Circadian system contributes to asthma severity during sleep

Researchers found that the circadian system contributes to the common nighttime worsening of asthma, according to data published in Proceedings of the National Academy of Sciences of the United States of America.

“For centuries, it has been recognized that asthma severity shows a daily rhythm, with the worst symptoms at night,” Frank A.J.L. Scheer, MSc, PhD, of the division of sleep medicine at Harvard Medical School, and colleagues wrote. “However, it is unclear to what degree this is driven by everyday behaviors, such as sleep, physical activity and body posture changes, versus intrinsic rhythms generated by the internal body clock.”

Scheer and colleagues wrote that the body’s circadian system may influence the pulmonary and inflammatory system via the automatic nervous system, humoral factors and local molecular clocks.

To determine the independent effect of the endogenous circadian system on asthma, the researchers enrolled patients with asthma without steroid use and a group of control participants in two complementary in-laboratory protocols.

The protocols included a 38-hour “constant routine” (CR) — designed to estimate circadian rhythmicity in asthma severity without environmental and behavioral changes — which involved continuous wakefulness during semi-recumbent rest in dim-light conditions and fixed-interval isocaloric intake. Also, a 196-hour “forced desynchrony” (FD) protocol involved all behaviors scheduled evenly across the circadian cycle in dim-light conditions.

Additionally, the researchers measured pulmonary function per day during a 3-week ambulatory protocol to compare circadian rhythms in asthma severity with daily at-home behavioral and environmental conditions.

Seventeen patients (10 women; mean age, 26.5 years; BMI, 24.3 kg/m²) completed the ambulatory protocol, 11 of whom completed the CR protocol and 13 of whom completed the FD protocol. Ten control participants (8 women; mean age, 28 years; BMI, 25.3 kg/m²) completed the ambulatory and CR protocols, five of whom completed the FD protocol.

Evaluation of data from the FD protocol showed no significant differences between those with asthma and those in the control group in terms of the endogenous circadian period, time of core body temperature, habitual waketime, and the time between minimum core body temperature and habitual waketime.

During the ambulatory protocol, the patients with asthma had an average forced expired volume in 1 second (FEV₁) of 75% of the predicted pulmonary function value expected in asymptomatic participants based on height, age and sex, compared with 100% in the control group (P < .0001).

Similarly, the patients’ FEV₁ was lower in both the CR protocol (82% vs. 101%; P = .003) and the FD protocol (80% vs. 99%; P = .018). Airway resistance also appeared higher among patients with asthma than the control group in the CR protocol (0.51 vs. 0.33 kPa/L/second; P = .008) and the FD protocol (0.53 vs. 0.35 kPa/L/second; P = .036).

During the CR protocol, Scheer and colleagues noted that changes in the circadian system were highly significantly associated with poorer pulmonary function during the biological night, equivalent to 11 p.m. and 11 a.m., with the poorest function occurring around 4 a.m.

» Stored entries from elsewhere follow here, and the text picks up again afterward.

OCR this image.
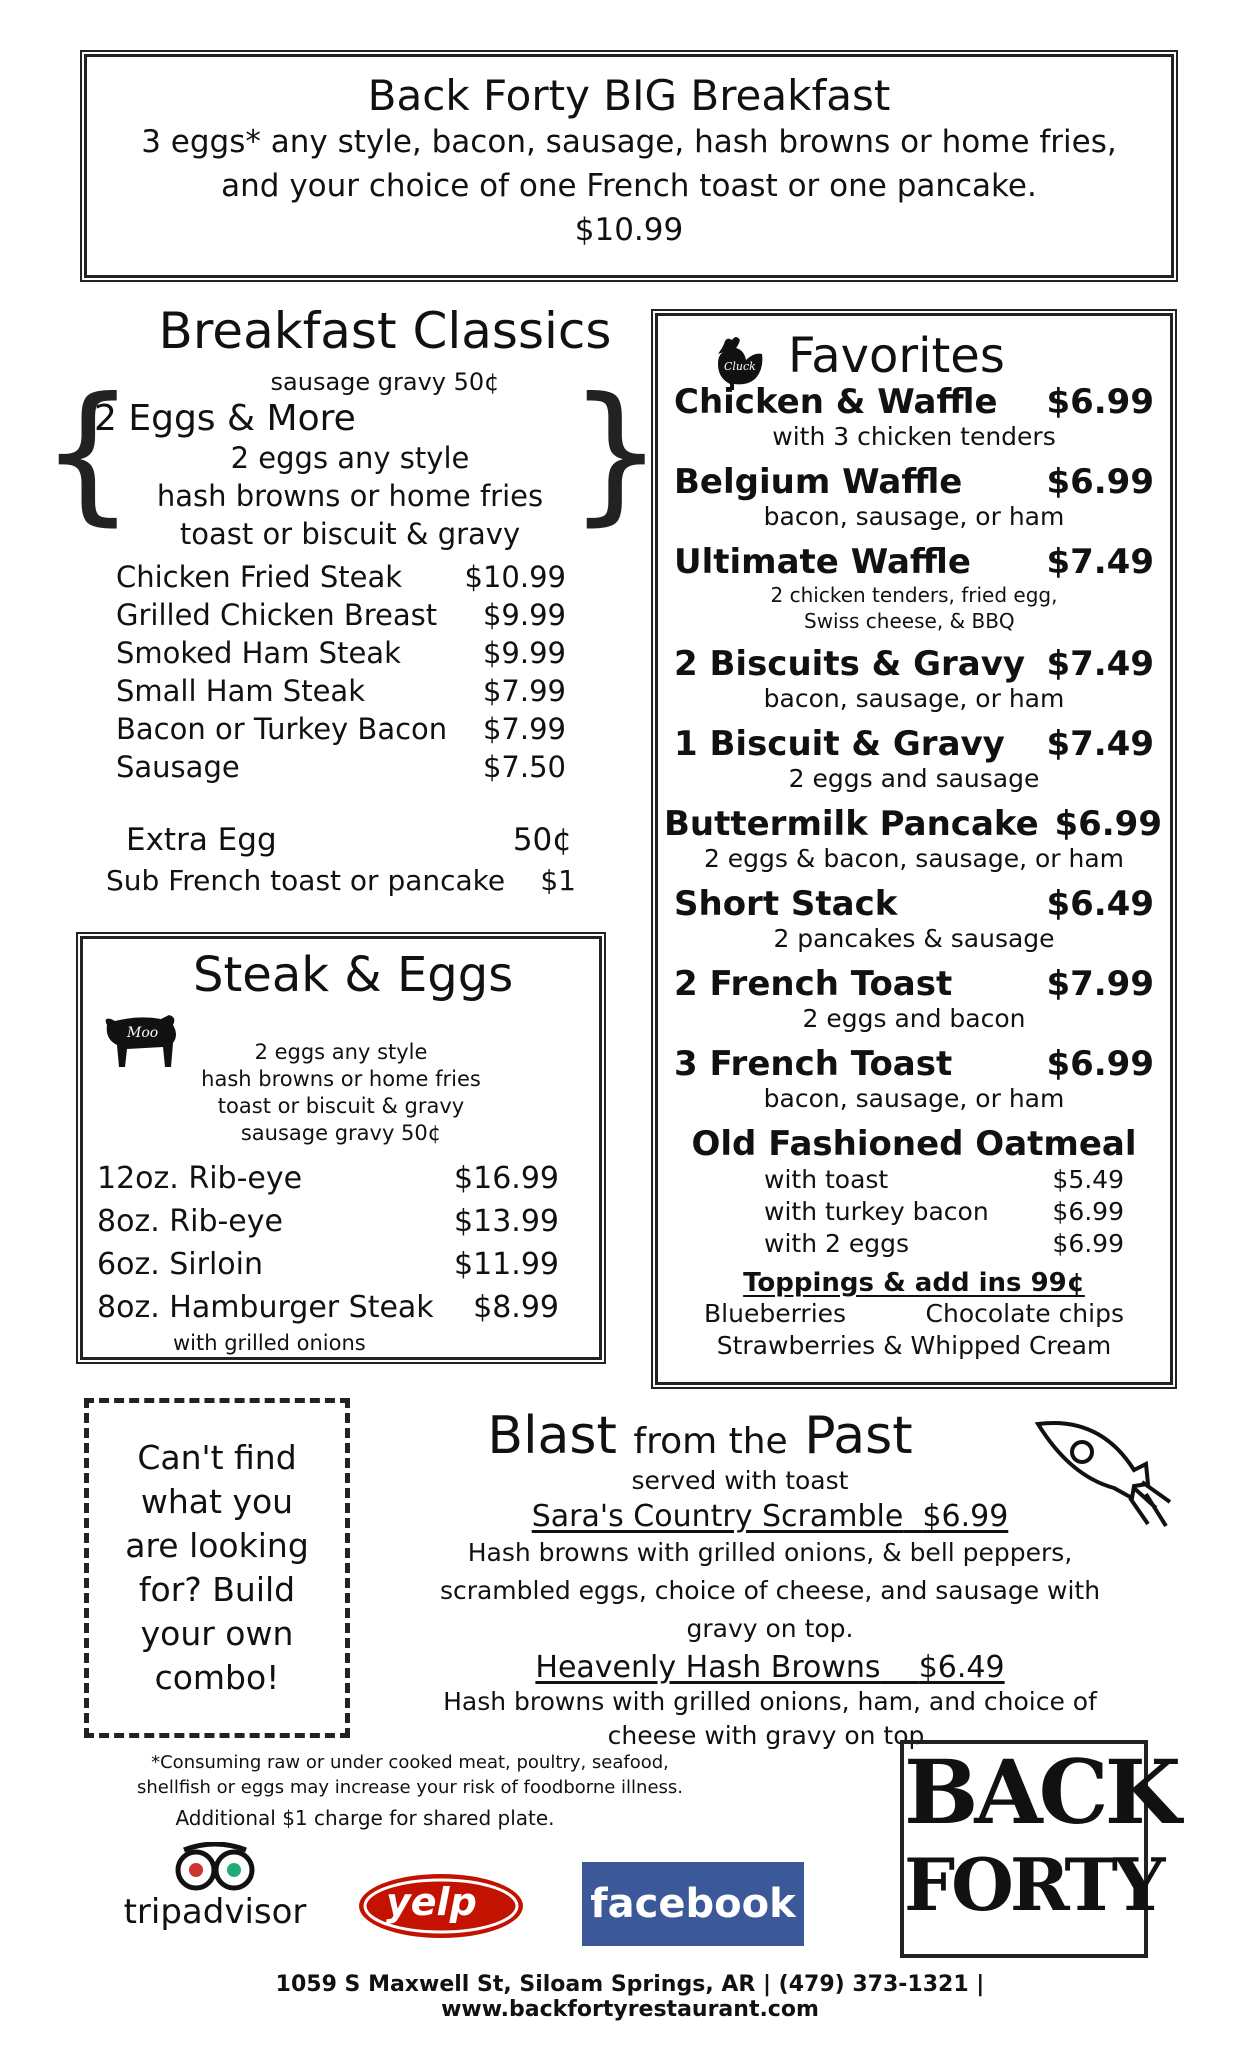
Back Forty BIG Breakfast
3 eggs* any style, bacon, sausage, hash browns or home fries,
and your choice of one French toast or one pancake.
$10.99
Breakfast Classics
sausage gravy 50¢
{	}
2 Eggs & More
2 eggs any style
hash browns or home fries
toast or biscuit & gravy
Chicken Fried Steak $10.99
Grilled Chicken Breast $9.99
Smoked Ham Steak	$9.99
Small Ham Steak	$7.99
Bacon or Turkey Bacon $7.99
Sausage	$7.50
Extra Egg	50¢
Sub French toast or pancake $1
Moo
Steak & Eggs
2 eggs any style
hash browns or home fries
toast or biscuit & gravy
sausage gravy 50¢
12oz. Rib-eye	$16.99
8oz. Rib-eye	$13.99
6oz. Sirloin	$11.99
8oz. Hamburger Steak $8.99
with grilled onions
Cluck Favorites
Chicken & Waffle $6.99
with 3 chicken tenders
Belgium Waffle $6.99
bacon, sausage, or ham
Ultimate Waffle $7.49
2 chicken tenders, fried egg,
Swiss cheese, & BBQ
2 Biscuits & Gravy $7.49
bacon, sausage, or ham
1 Biscuit & Gravy $7.49
2 eggs and sausage
Buttermilk Pancake $6.99
2 eggs & bacon, sausage, or ham
Short Stack	$6.49
2 pancakes & sausage
2 French Toast	$7.99
2 eggs and bacon
3 French Toast	$6.99
bacon, sausage, or ham
Old Fashioned Oatmeal
with toast	$5.49
with turkey bacon	$6.99
with 2 eggs	$6.99
Toppings & add ins 99¢
Blueberries	Chocolate chips
Strawberries & Whipped Cream
Can't find what you are looking for? Build your own combo!
Blast from the Past
served with toast
Sara's Country Scramble $6.99
Hash browns with grilled onions, & bell peppers, scrambled eggs, choice of cheese, and sausage with gravy on top.
Heavenly Hash Browns $6.49
Hash browns with grilled onions, ham, and choice of cheese with gravy on top.
*Consuming raw or under cooked meat, poultry, seafood,
shellfish or eggs may increase your risk of foodborne illness.
Additional $1 charge for shared plate.
tripadvisor	yelp	facebook
BACK
FORTY
1059 S Maxwell St, Siloam Springs, AR | (479) 373-1321 | www.backfortyrestaurant.com
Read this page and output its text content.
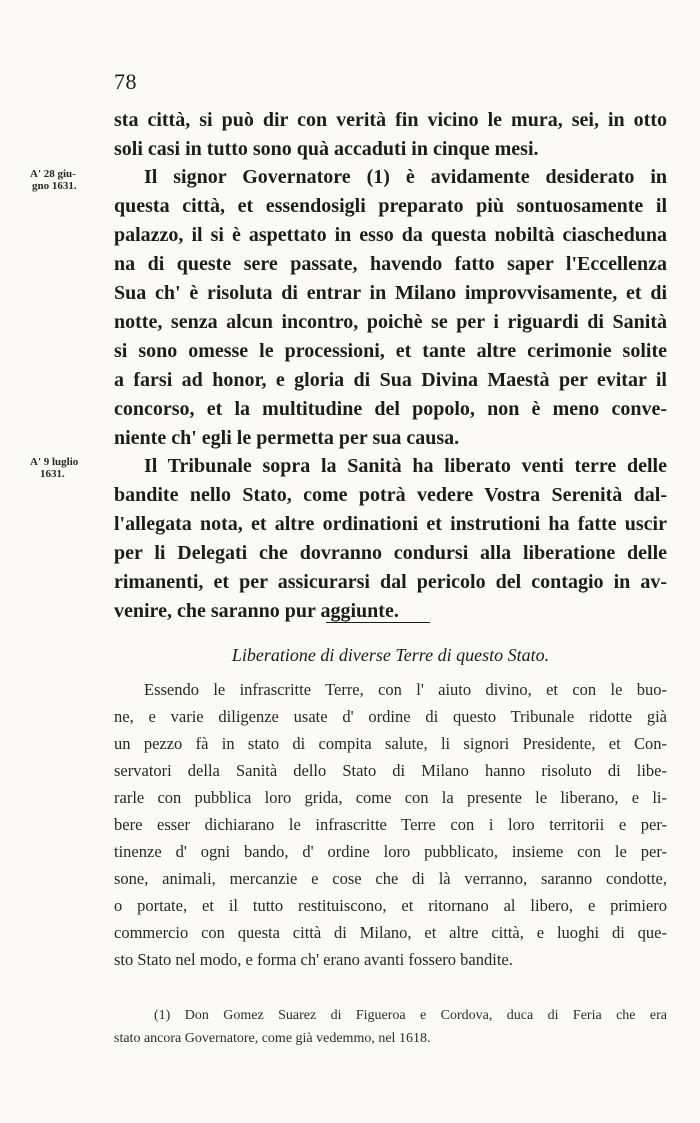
78
sta città, si può dir con verità fin vicino le mura, sei, in otto
soli casi in tutto sono quà accaduti in cinque mesi.
Il signor Governatore (1) è avidamente desiderato in
questa città, et essendosigli preparato più sontuosamente il
palazzo, il si è aspettato in esso da questa nobiltà ciascheduna
na di queste sere passate, havendo fatto saper l'Eccellenza
Sua ch' è risoluta di entrar in Milano improvvisamente, et di
notte, senza alcun incontro, poichè se per i riguardi di Sanità
si sono omesse le processioni, et tante altre cerimonie solite
a farsi ad honor, e gloria di Sua Divina Maestà per evitar il
concorso, et la multitudine del popolo, non è meno conve-
niente ch' egli le permetta per sua causa.
Il Tribunale sopra la Sanità ha liberato venti terre delle
bandite nello Stato, come potrà vedere Vostra Serenità dal-
l'allegata nota, et altre ordinationi et instrutioni ha fatte uscir
per li Delegati che dovranno condursi alla liberatione delle
rimanenti, et per assicurarsi dal pericolo del contagio in av-
venire, che saranno pur aggiunte.
A' 28 giu-
gno 1631.
A' 9 luglio
1631.
Liberatione di diverse Terre di questo Stato.
Essendo le infrascritte Terre, con l' aiuto divino, et con le buo-
ne, e varie diligenze usate d' ordine di questo Tribunale ridotte già
un pezzo fà in stato di compita salute, li signori Presidente, et Con-
servatori della Sanità dello Stato di Milano hanno risoluto di libe-
rarle con pubblica loro grida, come con la presente le liberano, e li-
bere esser dichiarano le infrascritte Terre con i loro territorii e per-
tinenze d' ogni bando, d' ordine loro pubblicato, insieme con le per-
sone, animali, mercanzie e cose che di là verranno, saranno condotte,
o portate, et il tutto restituiscono, et ritornano al libero, e primiero
commercio con questa città di Milano, et altre città, e luoghi di que-
sto Stato nel modo, e forma ch' erano avanti fossero bandite.
(1) Don Gomez Suarez di Figueroa e Cordova, duca di Feria che era
stato ancora Governatore, come già vedemmo, nel 1618.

“This finding suggests that the circadian variation in pulmonary function would contribute to nocturnal worsening of asthma, including the worsening asthma severity before bedtime and upon awakening in the morning that was revealed by the scheduled measurements in the ambulatory data,” the researchers wrote.

Also, the timing of rescue inhaler use during the FD protocol appeared to have a significant circadian rhythm, with use four times more likely to occur during the biological night than day (81% vs. 19%; P = .03).

Researchers noted the circadian system, sleep and other behavioral and environmental effects had an additive influence on asthma, and those with the lowest average pulmonary function also had the largest daily circadian variation and behavioral cycle effects on asthma.

The study’s limitations included the small number of participants, which limited assessment on characteristics such as age and sex; repeated measurements only using noninvasive techniques; and the use of the interrupter technique to measure airway resistance, which is not thoroughly validated in adults.

The researchers concluded that, after controlling for external and behavioral factors such as sleep position and physical activity, the remaining underlying endogenous mechanisms that could contribute to the circadian rhythmicity in asthma severity include circadian variation in autonomic nervous system activity; humoral factors such as epinephrine, histamine, corticosteroids and melatonin; and airway inflammation.

“Our study helps to provide the critical foundation needed for the optimization of asthma therapy by exploiting knowledge of internal body clock time, so-called ‘circadian precision medicine,’” the researchers wrote.